On the Dual Basis for Solving Electromagnetic Surface Integral Equations

• Published in: IEEE transactions on antennas and propagation Vol. 57; no. 10; pp. 3136 - 3146
• Main Authors: Mei Song Tong, Weng Cho Chew, Rubin, B.J., Morsey, J.D., Lijun Jiang
• Format: Journal Article
• Language: English
• Published: New York, NY IEEE 01.10.2009; Institute of Electrical and Electronics Engineers; The Institute of Electrical and Electronics Engineers, Inc. (IEEE)

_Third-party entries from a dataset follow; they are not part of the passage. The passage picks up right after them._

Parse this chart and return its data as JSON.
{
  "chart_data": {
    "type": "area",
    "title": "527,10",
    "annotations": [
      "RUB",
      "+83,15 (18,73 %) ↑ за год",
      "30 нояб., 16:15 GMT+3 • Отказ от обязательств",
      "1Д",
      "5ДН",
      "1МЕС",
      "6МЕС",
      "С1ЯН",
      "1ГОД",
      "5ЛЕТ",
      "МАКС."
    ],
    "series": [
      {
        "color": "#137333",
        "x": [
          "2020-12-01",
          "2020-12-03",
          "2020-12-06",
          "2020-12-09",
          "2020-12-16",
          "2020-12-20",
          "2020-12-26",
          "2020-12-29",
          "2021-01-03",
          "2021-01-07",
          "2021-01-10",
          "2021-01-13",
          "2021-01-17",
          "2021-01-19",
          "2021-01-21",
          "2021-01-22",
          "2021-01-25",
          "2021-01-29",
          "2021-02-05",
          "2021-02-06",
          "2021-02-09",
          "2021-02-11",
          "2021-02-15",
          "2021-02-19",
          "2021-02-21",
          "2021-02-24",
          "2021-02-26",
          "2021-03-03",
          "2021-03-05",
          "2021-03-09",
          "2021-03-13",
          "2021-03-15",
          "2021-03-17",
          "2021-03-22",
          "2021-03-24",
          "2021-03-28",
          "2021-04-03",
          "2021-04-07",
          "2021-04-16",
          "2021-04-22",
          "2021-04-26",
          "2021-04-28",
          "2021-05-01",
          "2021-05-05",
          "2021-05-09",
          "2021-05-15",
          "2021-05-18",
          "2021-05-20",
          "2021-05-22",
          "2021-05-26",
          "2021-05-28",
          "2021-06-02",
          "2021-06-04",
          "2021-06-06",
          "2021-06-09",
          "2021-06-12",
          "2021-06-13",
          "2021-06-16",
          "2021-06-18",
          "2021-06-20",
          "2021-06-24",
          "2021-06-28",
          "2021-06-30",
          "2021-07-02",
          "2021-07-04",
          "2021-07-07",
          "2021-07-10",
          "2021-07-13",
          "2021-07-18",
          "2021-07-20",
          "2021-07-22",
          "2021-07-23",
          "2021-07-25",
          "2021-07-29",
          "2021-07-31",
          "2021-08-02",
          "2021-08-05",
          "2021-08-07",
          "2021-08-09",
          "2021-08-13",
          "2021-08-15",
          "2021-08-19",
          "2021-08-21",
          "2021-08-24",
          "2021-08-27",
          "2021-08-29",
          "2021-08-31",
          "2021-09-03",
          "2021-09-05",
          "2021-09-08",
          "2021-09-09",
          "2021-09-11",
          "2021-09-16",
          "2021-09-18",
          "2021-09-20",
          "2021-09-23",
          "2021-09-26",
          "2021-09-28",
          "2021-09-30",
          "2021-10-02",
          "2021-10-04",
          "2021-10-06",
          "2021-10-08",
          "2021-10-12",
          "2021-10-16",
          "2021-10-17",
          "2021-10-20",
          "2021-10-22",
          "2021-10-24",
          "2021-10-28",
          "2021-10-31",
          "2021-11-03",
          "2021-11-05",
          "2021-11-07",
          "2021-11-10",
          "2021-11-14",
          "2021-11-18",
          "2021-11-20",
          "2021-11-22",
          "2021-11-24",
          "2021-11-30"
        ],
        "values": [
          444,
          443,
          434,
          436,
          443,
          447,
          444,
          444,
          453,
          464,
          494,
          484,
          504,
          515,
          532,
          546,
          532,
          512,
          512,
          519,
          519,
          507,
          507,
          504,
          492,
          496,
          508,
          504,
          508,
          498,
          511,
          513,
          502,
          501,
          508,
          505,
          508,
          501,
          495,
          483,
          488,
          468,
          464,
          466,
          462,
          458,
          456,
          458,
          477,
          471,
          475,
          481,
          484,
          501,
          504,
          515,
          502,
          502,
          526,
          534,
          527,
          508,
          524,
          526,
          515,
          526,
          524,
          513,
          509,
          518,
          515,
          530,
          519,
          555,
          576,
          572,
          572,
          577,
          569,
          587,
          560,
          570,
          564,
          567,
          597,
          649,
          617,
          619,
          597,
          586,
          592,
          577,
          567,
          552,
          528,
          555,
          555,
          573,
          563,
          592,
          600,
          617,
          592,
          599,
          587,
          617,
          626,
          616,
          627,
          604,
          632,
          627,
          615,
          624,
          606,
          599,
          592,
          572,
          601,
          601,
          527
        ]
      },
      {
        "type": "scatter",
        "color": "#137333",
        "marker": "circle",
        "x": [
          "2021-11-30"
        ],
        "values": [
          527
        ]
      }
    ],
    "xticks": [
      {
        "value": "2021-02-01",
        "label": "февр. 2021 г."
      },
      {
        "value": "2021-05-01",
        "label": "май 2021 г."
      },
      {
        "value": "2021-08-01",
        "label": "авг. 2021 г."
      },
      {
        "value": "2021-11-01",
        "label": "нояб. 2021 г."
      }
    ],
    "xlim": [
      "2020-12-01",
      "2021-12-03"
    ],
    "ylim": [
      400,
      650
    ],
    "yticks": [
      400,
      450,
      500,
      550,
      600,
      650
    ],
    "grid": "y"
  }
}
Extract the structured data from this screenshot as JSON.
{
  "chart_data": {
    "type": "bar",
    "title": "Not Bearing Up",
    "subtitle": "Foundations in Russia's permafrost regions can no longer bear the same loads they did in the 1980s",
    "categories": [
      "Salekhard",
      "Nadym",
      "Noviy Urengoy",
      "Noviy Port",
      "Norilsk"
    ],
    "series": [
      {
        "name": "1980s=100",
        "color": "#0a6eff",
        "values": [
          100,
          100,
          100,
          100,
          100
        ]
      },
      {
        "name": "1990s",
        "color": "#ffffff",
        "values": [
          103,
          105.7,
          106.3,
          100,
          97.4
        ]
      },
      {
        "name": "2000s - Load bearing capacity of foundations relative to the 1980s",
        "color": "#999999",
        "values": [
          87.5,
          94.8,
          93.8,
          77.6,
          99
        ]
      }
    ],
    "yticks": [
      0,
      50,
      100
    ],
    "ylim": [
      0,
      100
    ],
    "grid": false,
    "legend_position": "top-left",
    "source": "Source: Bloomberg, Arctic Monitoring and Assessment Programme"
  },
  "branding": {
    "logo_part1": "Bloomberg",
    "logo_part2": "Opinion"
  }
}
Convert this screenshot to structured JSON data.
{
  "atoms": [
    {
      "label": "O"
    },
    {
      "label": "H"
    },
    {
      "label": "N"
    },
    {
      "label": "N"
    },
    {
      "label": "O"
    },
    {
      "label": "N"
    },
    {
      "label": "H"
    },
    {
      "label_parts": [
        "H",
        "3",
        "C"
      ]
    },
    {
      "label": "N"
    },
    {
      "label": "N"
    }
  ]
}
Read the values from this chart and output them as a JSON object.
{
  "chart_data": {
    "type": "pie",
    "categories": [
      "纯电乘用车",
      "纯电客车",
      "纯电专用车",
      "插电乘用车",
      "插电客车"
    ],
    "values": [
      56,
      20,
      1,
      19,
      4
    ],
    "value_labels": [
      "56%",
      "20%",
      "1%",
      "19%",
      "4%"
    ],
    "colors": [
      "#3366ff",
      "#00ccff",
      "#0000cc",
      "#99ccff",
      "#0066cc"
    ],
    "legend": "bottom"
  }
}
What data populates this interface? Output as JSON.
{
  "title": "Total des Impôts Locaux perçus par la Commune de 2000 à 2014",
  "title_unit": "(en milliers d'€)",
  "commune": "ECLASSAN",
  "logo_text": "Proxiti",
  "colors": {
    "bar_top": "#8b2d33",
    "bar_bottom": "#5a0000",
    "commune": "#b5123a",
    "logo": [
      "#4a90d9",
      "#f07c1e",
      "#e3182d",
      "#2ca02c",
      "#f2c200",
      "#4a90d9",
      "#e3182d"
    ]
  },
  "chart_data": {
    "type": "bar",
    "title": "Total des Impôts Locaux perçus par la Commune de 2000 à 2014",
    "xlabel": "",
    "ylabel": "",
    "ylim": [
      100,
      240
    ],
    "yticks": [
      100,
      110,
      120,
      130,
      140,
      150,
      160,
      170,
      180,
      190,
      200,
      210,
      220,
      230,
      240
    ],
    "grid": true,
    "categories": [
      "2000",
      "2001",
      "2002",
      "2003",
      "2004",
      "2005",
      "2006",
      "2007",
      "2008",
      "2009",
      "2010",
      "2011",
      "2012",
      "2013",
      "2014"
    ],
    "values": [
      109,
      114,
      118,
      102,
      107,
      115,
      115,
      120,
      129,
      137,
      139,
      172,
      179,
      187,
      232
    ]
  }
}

• Subjects: Analytical models; Antennas; Applied classical electromagnetism; Applied sciences; Basis functions; Computational efficiency; Current; Diffraction, scattering, reflection; electromagnetic (EM) scattering; Electromagnetic fields; Electromagnetic scattering; Electromagnetic wave propagation, radiowave propagation; Electromagnetism; electron and ion optics; Exact sciences and technology; Fundamental areas of phenomenology (including applications); Generalized method of moments; integral equation; Integral equations; Magnetic analysis; Mathematical analysis; Mathematical models; Moment methods; Nonuniform electric fields; Numerical stability; Orthogonality; Physics; Radiocommunications; Radiowave propagation; Scattering; Studies; Telecommunications; Telecommunications and information theory; Vectors (mathematics); Electromagnetic wave scattering; Electromagnetism; Electromagnetic wave propagation; Basis functions; electromagnetic (EM) scattering; moment methods; Wave scattering; Moment method; Integral equation; Orthogonality; Computational complexity; Numerical stability
• ISSN: 0018-926X; 1558-2221
• DOI: 10.1109/TAP.2009.2028622

A powerful technique for solving electromagnetic (EM) surface integral equations (SIEs) for inhomogenous objects by the method of moments (MoM) involves the well-known Rao-Wilton-Glisson (RWG) basis function to represent the electric current and, for field orthogonality and numerical stability reasons, a variation of the RWG basis known as the ntilde X RWG basis (where ntilde is a unit normal vector at the object surface) to represent the magnetic current. Though this combination provides a numerically efficient and effective solution that has been demonstrated on a variety of structures, one cannot feel entirely comfortable because of the presence of fictitious magnetic current associated with the modified basis. Chen and Wilton proposed a different, smoother basis in 1990 that avoids the fictitious line charges, but because of computational cost issues it has not been used beyond Chen's dissertation. Recently, this basis was rediscovered and has received considerable attention. Our work reexamines the dual basis, exploring issues not addressed by Chen and Wilton and showing accurate solutions for a variety of EM scattering structures.